La ministre de l'intérieur soutient ainsi le projet de loi pour l'extension de l'accès des services de renseignements aux données des internautes (courriels, réseaux sociaux...), qui pourrait coûter 1,8 milliard de livres (2,1 milliards d'euros). Pour cela, Theresa May a besoin de la coopération volontaire des services en ligne, lesquels lui refusent. Cette loi est d'ailleurs appelée "snooper's charter" par ses opposants, qui la considèrent comme un "droit au voyeurisme" donné au gouvernement.

Pour les géants de l'internet cette loi mettrait en jeu la position du Royaume-Uni comme promoteur de la liberté d'expression. Pour eux, cette demande ouvre la porte à un "monde chaotique" dans lequel chaque pays impose des demandes aux entreprises sur la collecte et la conservation des données personnelles. Les entreprises se disent tout de même prêtes à des "accomodations raisonnables".

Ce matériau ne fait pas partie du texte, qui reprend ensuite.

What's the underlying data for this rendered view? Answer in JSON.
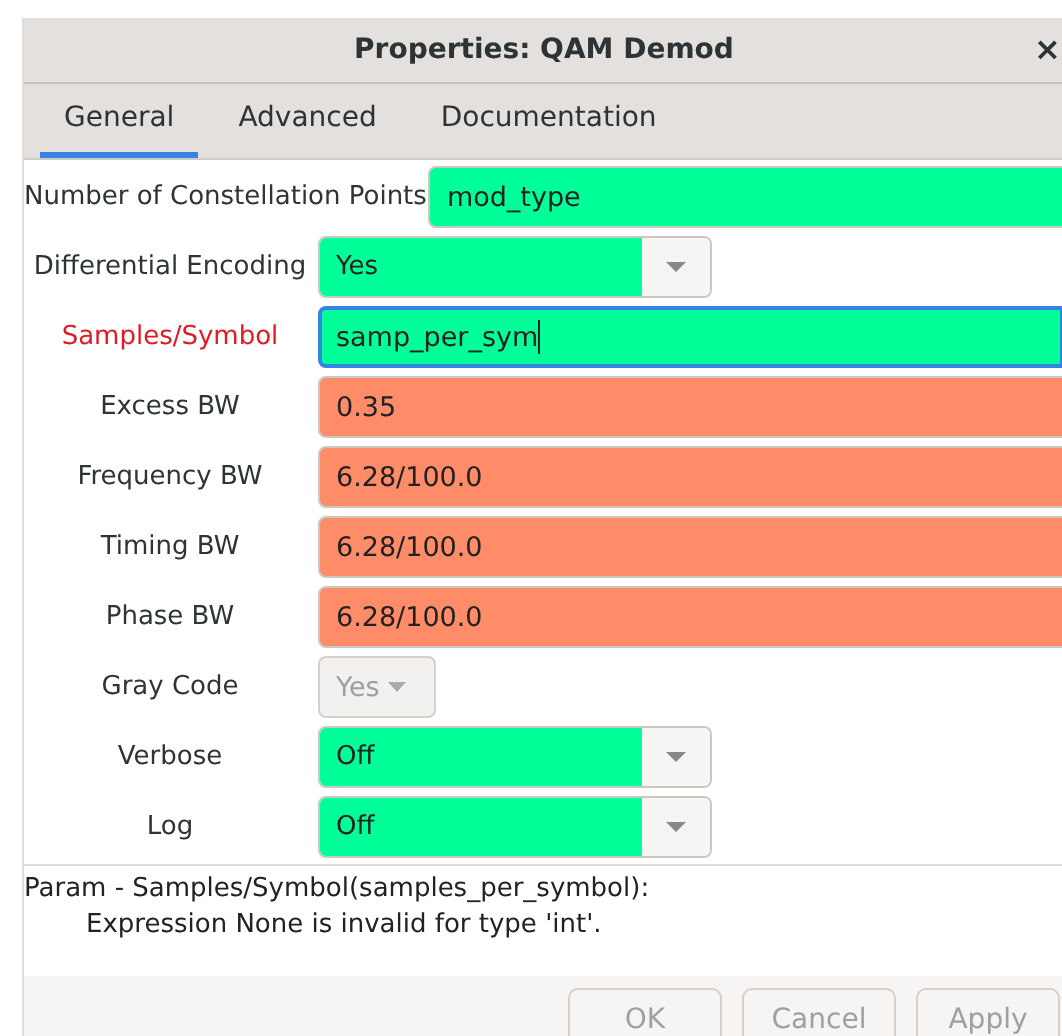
{
  "window": {
    "title": "Properties: QAM Demod",
    "close": "×"
  },
  "tabs": [
    {
      "label": "General",
      "selected": true
    },
    {
      "label": "Advanced",
      "selected": false
    },
    {
      "label": "Documentation",
      "selected": false
    }
  ],
  "params": [
    {
      "label": "Number of Constellation Points",
      "kind": "entry",
      "value": "mod_type",
      "color": "#00ff99",
      "error": false,
      "focused": false,
      "disabled": false
    },
    {
      "label": "Differential Encoding",
      "kind": "enum",
      "value": "Yes",
      "color": "#00ff99",
      "error": false,
      "focused": false,
      "disabled": false
    },
    {
      "label": "Samples/Symbol",
      "kind": "entry",
      "value": "samp_per_sym",
      "color": "#00ff99",
      "error": true,
      "focused": true,
      "disabled": false
    },
    {
      "label": "Excess BW",
      "kind": "entry",
      "value": "0.35",
      "color": "#ff8c69",
      "error": false,
      "focused": false,
      "disabled": false
    },
    {
      "label": "Frequency BW",
      "kind": "entry",
      "value": "6.28/100.0",
      "color": "#ff8c69",
      "error": false,
      "focused": false,
      "disabled": false
    },
    {
      "label": "Timing BW",
      "kind": "entry",
      "value": "6.28/100.0",
      "color": "#ff8c69",
      "error": false,
      "focused": false,
      "disabled": false
    },
    {
      "label": "Phase BW",
      "kind": "entry",
      "value": "6.28/100.0",
      "color": "#ff8c69",
      "error": false,
      "focused": false,
      "disabled": false
    },
    {
      "label": "Gray Code",
      "kind": "enum",
      "value": "Yes",
      "color": "#f2f1f0",
      "error": false,
      "focused": false,
      "disabled": true
    },
    {
      "label": "Verbose",
      "kind": "enum",
      "value": "Off",
      "color": "#00ff99",
      "error": false,
      "focused": false,
      "disabled": false
    },
    {
      "label": "Log",
      "kind": "enum",
      "value": "Off",
      "color": "#00ff99",
      "error": false,
      "focused": false,
      "disabled": false
    }
  ],
  "message": [
    "Param - Samples/Symbol(samples_per_symbol):",
    "Expression None is invalid for type 'int'."
  ],
  "buttons": [
    "OK",
    "Cancel",
    "Apply"
  ]
}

Les entreprises proposent également une solution alternative : étendre les dispositions en place pour accéder aux demandes de la police et des services de sécurité, notamment grâce à une initiative commune entre Royaume-Uni et Etats-Unis pour accélérer le processus. Pour les entreprises, cette solution réduirait bien le besoin d'une législation. En cas de refus de coopération des entreprises, le ministère de l'intérieur pourrait lancer des enquêtes pour obtenir ces données. Selon le MI5, les dispositions souhaitées par le gouvernement n'auraient pourtant pas empêché l'attaque intervenue fin mai.